The fruit, which exudes a strong, sweet, musky odour (attributed to carbonyl compounds), may be round, ovoid, or pear-shaped when ripe. It has a thin, light-yellow skin, frequently blushed with pink.
Next to the skin is a layer of somewhat granular flesh of varying colour and flavour. The central pulp is juicy and normally filled with very hard, yellowish seeds.
Raw guavas can be eaten out of hand but are preferred seeded and served sliced, as dessert or in salads. The sweet yellow fruit is eaten fresh; the pulp of the red, sour varieties is used for jelly, juices, etc. More commonly the fruit is cooked, as cooking eliminates the strong odour.
Guavas are used in pies, cakes, puddings, sauces, ice cream, tapioca, juice, syrup, jam, butter, marmalade, chutney, relish, tomato sauce, breakfast cereal, baby food and other products.
The fruit may be canned or frozen, and extracts provide flavourants, pectin for food processing, and vitamin C for enrichment of other foods. Besides supplying vitamin C, guavas are a good source of potassium and fibre.

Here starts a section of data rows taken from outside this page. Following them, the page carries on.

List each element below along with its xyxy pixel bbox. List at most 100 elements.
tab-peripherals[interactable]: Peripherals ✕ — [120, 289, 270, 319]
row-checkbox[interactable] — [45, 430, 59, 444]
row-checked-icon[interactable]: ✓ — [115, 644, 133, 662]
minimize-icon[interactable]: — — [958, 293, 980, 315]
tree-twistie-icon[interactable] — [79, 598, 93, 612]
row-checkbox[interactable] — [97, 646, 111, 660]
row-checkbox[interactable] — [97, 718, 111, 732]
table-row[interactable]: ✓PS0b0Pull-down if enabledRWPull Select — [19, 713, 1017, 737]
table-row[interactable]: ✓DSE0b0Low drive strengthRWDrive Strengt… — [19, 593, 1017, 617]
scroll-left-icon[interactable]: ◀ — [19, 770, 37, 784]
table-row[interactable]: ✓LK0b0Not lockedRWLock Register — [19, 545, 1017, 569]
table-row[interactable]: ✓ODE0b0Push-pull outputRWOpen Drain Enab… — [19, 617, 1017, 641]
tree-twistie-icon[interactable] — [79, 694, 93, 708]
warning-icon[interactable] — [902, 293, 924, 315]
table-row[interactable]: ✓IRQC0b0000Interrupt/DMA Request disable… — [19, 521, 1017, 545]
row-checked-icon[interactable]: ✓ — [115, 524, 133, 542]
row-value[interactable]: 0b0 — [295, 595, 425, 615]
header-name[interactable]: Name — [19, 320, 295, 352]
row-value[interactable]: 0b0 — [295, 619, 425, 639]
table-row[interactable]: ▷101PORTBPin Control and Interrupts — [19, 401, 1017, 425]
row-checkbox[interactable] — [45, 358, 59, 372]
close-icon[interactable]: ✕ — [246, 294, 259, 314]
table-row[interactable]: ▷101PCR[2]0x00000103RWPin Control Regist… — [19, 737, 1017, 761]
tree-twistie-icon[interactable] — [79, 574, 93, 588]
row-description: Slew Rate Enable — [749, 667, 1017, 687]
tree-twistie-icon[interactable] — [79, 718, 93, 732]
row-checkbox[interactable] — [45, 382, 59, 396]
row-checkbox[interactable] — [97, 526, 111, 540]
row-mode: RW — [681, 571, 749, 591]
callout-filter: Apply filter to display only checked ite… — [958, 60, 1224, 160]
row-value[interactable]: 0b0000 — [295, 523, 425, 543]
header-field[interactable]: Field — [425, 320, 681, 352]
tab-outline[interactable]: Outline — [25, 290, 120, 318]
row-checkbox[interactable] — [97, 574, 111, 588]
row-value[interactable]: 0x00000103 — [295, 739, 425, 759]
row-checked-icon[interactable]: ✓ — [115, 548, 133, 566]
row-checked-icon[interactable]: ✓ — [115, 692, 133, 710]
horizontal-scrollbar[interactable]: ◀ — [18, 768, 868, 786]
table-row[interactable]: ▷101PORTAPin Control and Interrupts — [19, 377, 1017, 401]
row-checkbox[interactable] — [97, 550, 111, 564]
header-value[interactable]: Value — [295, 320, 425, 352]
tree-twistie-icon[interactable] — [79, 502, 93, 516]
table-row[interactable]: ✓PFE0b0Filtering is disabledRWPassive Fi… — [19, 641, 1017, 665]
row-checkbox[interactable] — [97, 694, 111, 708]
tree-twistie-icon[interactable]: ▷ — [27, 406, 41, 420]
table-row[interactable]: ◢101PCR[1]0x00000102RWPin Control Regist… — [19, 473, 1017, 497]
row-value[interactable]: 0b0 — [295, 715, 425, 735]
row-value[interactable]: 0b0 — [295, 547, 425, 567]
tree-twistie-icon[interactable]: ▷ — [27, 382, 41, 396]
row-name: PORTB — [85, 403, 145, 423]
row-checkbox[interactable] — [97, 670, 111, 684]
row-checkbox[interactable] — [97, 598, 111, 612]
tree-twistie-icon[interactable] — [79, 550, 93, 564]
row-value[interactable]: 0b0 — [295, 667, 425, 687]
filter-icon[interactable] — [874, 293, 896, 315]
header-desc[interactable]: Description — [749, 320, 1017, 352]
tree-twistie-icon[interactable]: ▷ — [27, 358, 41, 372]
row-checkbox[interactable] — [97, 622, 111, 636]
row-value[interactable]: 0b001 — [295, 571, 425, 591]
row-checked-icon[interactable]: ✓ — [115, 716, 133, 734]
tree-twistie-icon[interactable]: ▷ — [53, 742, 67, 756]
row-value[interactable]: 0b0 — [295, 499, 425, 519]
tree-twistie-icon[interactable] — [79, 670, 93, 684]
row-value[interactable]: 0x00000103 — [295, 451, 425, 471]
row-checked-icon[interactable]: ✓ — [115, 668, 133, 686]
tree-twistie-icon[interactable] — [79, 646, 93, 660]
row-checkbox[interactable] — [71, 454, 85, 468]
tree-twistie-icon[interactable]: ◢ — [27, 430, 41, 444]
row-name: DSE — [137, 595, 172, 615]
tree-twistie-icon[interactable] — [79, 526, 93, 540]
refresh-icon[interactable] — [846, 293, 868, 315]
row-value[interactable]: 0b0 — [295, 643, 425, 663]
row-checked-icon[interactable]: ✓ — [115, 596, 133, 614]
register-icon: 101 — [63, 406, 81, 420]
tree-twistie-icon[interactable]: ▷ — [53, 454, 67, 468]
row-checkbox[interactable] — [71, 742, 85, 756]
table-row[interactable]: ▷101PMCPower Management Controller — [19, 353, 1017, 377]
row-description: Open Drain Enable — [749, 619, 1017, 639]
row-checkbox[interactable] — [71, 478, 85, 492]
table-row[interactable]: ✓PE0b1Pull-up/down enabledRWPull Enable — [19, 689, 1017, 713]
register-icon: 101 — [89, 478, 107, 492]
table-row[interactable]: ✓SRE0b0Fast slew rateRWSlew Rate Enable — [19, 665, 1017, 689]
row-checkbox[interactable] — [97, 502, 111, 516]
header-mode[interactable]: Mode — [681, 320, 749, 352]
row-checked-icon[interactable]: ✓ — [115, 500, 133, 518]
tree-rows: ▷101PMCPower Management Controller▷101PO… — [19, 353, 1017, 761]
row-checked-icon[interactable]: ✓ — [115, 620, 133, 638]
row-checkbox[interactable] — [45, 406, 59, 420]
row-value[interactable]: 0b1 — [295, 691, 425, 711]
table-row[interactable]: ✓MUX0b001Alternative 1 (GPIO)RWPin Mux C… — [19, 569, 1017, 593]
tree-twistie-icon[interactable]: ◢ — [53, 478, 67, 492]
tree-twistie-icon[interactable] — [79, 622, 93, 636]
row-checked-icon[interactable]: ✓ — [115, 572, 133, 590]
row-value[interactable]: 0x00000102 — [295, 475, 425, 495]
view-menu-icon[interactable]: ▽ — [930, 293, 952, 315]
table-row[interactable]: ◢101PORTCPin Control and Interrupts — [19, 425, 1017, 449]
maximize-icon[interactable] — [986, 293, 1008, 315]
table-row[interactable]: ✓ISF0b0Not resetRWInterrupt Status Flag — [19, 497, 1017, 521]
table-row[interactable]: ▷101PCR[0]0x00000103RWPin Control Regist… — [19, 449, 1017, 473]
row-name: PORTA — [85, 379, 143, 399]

Guava has long been used as an ingredient in folk medicine around the world. The roots, bark, leaves, shoots, and immature fruits are astringent. They are also thought to be analgesic, emmenagogue, febrifuge, and vermifuge, and are used to treat a variety of ailments both internal and external.
The leaves, bark and young fruit are rich in tannins and other volatile compounds. In Central America the bark is used for tanning hides. The leaves, used with other plant materials, make a black dye for silk, cotton, and matting.
Guava Allergy Test: Allergen Description
No allergens from this plant have yet been characterised.
A 30 kDa allergenic protein, possibly a panallergen, has been detected.
Guava Allergy Test: Potential Cross-Reactivity
Extensive cross-reactivity between the different individual species of the genus could be expected; also frequent cross-reactivity to the different species of the genus Melaleuca, and occasional cross-reactivity to Eucalyptus and other genera of the family Myrtaceae.
In one case, IgE antibodies were found to peach, guava, banana, mandarin and strawberry in a patient experiencing anaphylaxis after eating peach.
Guava Allergy Test: Clinical Experience
Anecdotal evidence suggests that guava can occasionally induce symptoms of food allergy in sensitised individuals; however, no studies have been reported to date.
A survey of 800 patients reporting to the Allergy Unit of the Institute of Child Health, Calcutta, found that of 123 patients tested for sensitisation to guava, 25% were positive.
Allergic contact dermatitis due to guava tea has been reported.
According to Chinese medicinal folklore, guava has been useful in the treatment of diabetes mellitus. A study shows that guava produced a marked hypoglycemic action in mice.